Sandy proved to be the second-costliest storm in U.S. history; Congress has appropriated more than $60 billion in relief funds. With the prediction of worse storms ahead, taxpayers everywhere are at risk because of greater exposure in locations across the country, and Congress is doing little to reverse the trend despite Sandy's clear wake-up call.
Experts forecast more natural catastrophes, labeling this year's tame hurricane season an exception. A study by the Massachusetts Institute of Technology published shortly before Sandy predicted that this century will host more frequent and intense tropical storms than there were in the early 1900s.
The Geneva Association, a leading international think tank for the insurance industry, said in a recent report that parts of the United States are uninsurable, and the group's secretary-general said that even more locations will likely become uninsurable due to increased exposure.
With more storms coming, America has a problem. Increasingly untenable insurance costs mean homeowners will not have the protection they need to recover financially after a natural catastrophe, leaving American families to rely on taxpayers to bail them out. But there is a better way.

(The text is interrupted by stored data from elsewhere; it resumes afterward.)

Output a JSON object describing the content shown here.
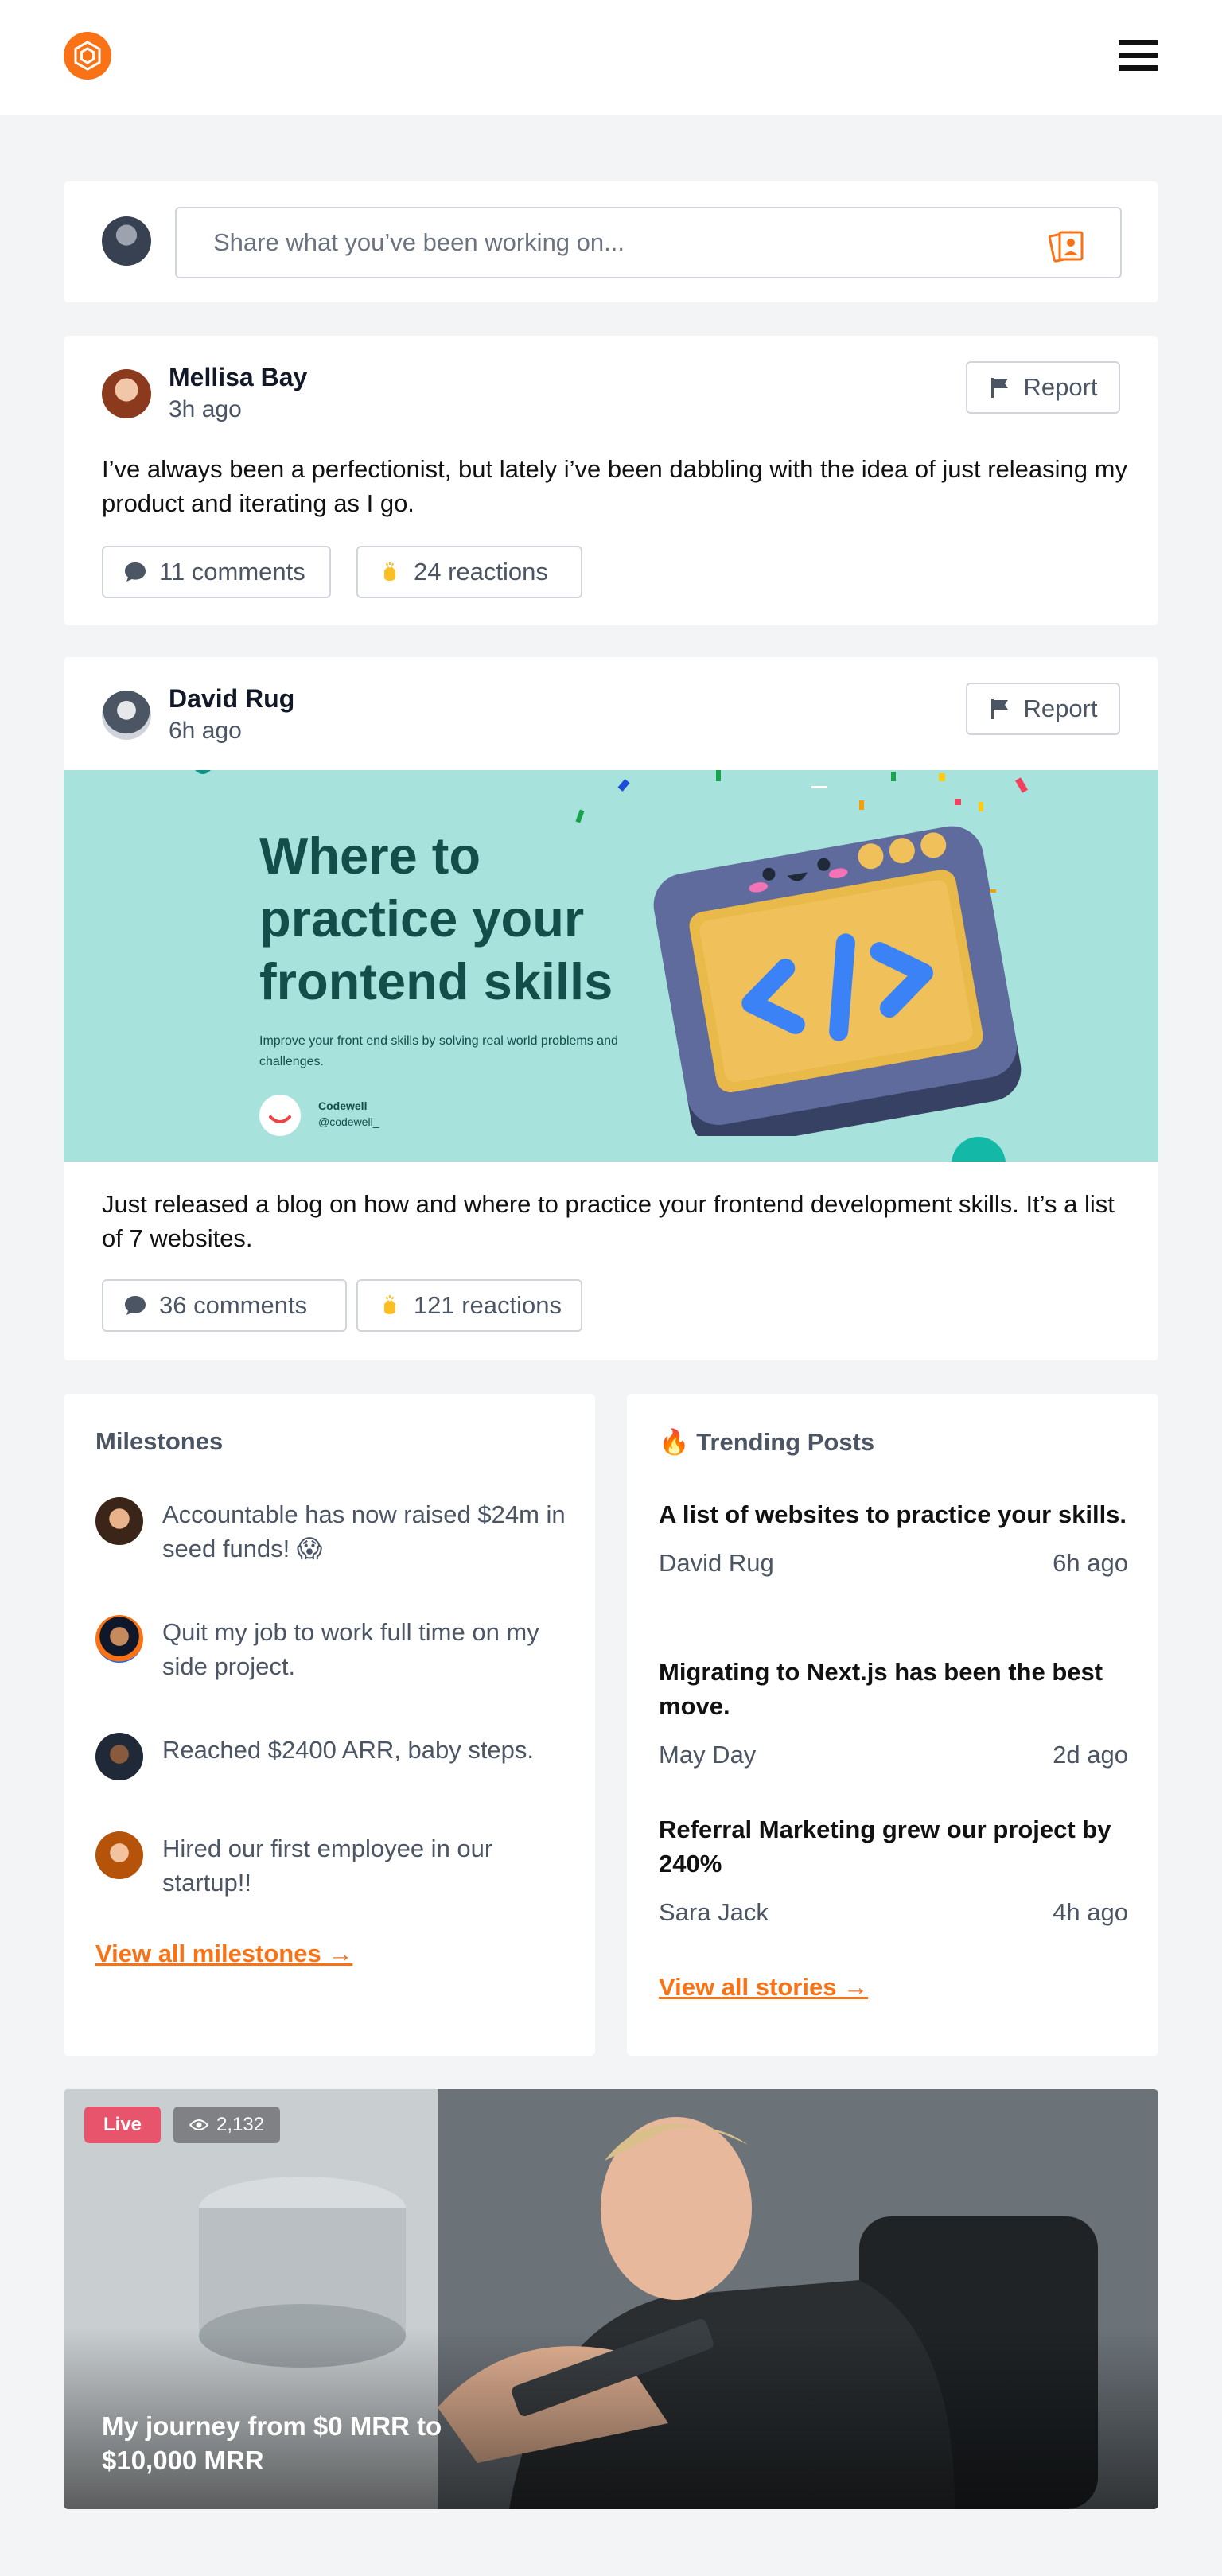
{
  "header": {
    "logo": "hexagon-logo-icon",
    "menu": "hamburger-menu-icon",
    "accent": "#f97316"
  },
  "composer": {
    "placeholder": "Share what you’ve been working on...",
    "icon": "photo-upload-icon"
  },
  "posts": [
    {
      "author": "Mellisa Bay",
      "time": "3h ago",
      "report_label": "Report",
      "text": "I’ve always been a perfectionist, but lately i’ve been dabbling with the idea of just releasing my product and iterating as I go.",
      "comments": "11 comments",
      "reactions": "24 reactions"
    },
    {
      "author": "David Rug",
      "time": "6h ago",
      "report_label": "Report",
      "banner": {
        "title_line1": "Where to",
        "title_line2": "practice your",
        "title_line3": "frontend skills",
        "subtitle": "Improve your front end skills by solving real world problems and challenges.",
        "brand": "Codewell",
        "handle": "@codewell_"
      },
      "text": "Just released a blog on how and where to practice your frontend development skills. It’s a list of 7 websites.",
      "comments": "36 comments",
      "reactions": "121 reactions"
    }
  ],
  "milestones": {
    "title": "Milestones",
    "items": [
      {
        "text": "Accountable has now raised $24m in seed funds! 😱"
      },
      {
        "text": "Quit my job to work full time on my side project."
      },
      {
        "text": "Reached $2400 ARR, baby steps."
      },
      {
        "text": "Hired our first employee in our startup!!"
      }
    ],
    "link": "View all milestones →"
  },
  "trending": {
    "title": "🔥 Trending Posts",
    "items": [
      {
        "title": "A list of websites to practice your skills.",
        "author": "David Rug",
        "time": "6h ago"
      },
      {
        "title": "Migrating to Next.js has been the best move.",
        "author": "May Day",
        "time": "2d ago"
      },
      {
        "title": "Referral Marketing grew our project by 240%",
        "author": "Sara Jack",
        "time": "4h ago"
      }
    ],
    "link": "View all stories →"
  },
  "live": {
    "badge": "Live",
    "views": "2,132",
    "title": "My journey from $0 MRR to $10,000 MRR",
    "live_color": "#e8546b"
  }
}
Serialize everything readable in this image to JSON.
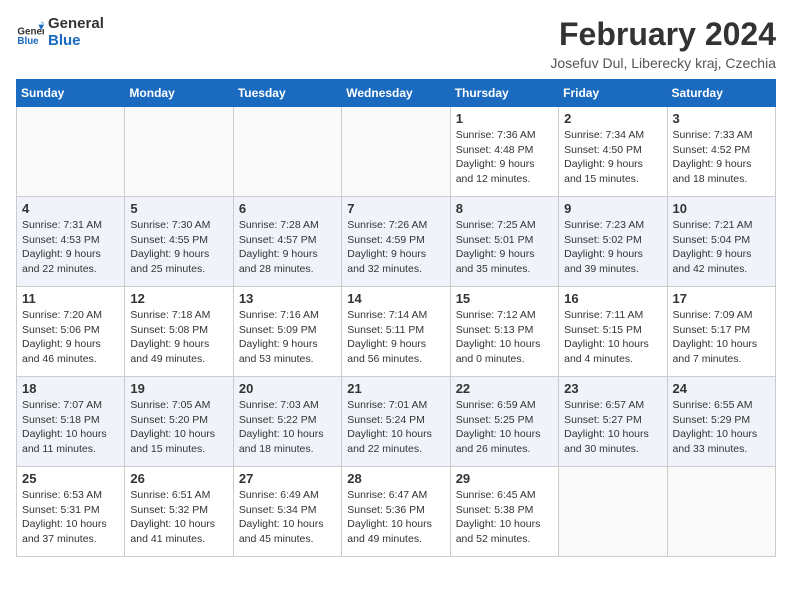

Congress needs to develop a sustainable financial system for natural catastrophes -- one that prepares for storms and allows private insurers to offer viable policies in at-risk markets. Several members of Congress deserve credit for recognizing the need. Reps. Albio Sires (D-N.J.) and Dennis Ross (R-Fla.) have introduced bills that include public-private programs that would encourage risks to be pooled regionally, and the creation of a backstop financed through premiums paid by insurance companies. Several U.S. senators, including Bill Nelson (D-Fla.), Barbara Boxer (D-Calif.) and Dianne Feinstein (D-Calif.), have sponsored bills to reform our unsustainable federal-disaster spending approach. The proposals are a foundation for reform.
Critics suggest that public-private partnerships will put government in the insurance business and encourage development on the coasts. But they ignore that both of those fears are already reality in our system.
Government is the de facto insurer of last resort given the unsustainable growth of state-run insurers. Fifty-two percent of the nation's population resides in coastal counties. That's 163.8 million Americans living on the coast that American taxpayers might have to bail out. It makes more sense to establish a national fund financed by private insurance dollars and to enact reasonable land-use policies to address concerns about coastal development.
Despite the Biggert-Waters Flood Insurance Reform Act requiring a report on the state of the insurance market, there is little talk in Congress on how government can encourage more affordable and available insurance through the private market and protect taxpayers. A sound and affordable homeowner's insurance market is critical to prepare for catastrophe in at-risk areas.
If trends are left unaddressed, homeowners will have limited to zero options for insurance to protect their property and financial security.
One year after Sandy, it is time to fortify our financial infrastructure before the next crisis. A public-private partnership involving the insurance industry and the federal government will better protect homeowners, improve preparedness and provide more responsible stewardship for the taxpayers' dollars.
Adm. James Loy, co-chair of ProtectingAmerica.org, is senior counselor at The Cohen Group and was commandant of the U.S. Coast Guard and deputy secretary of the Department of Homeland Security under President George W. Bush.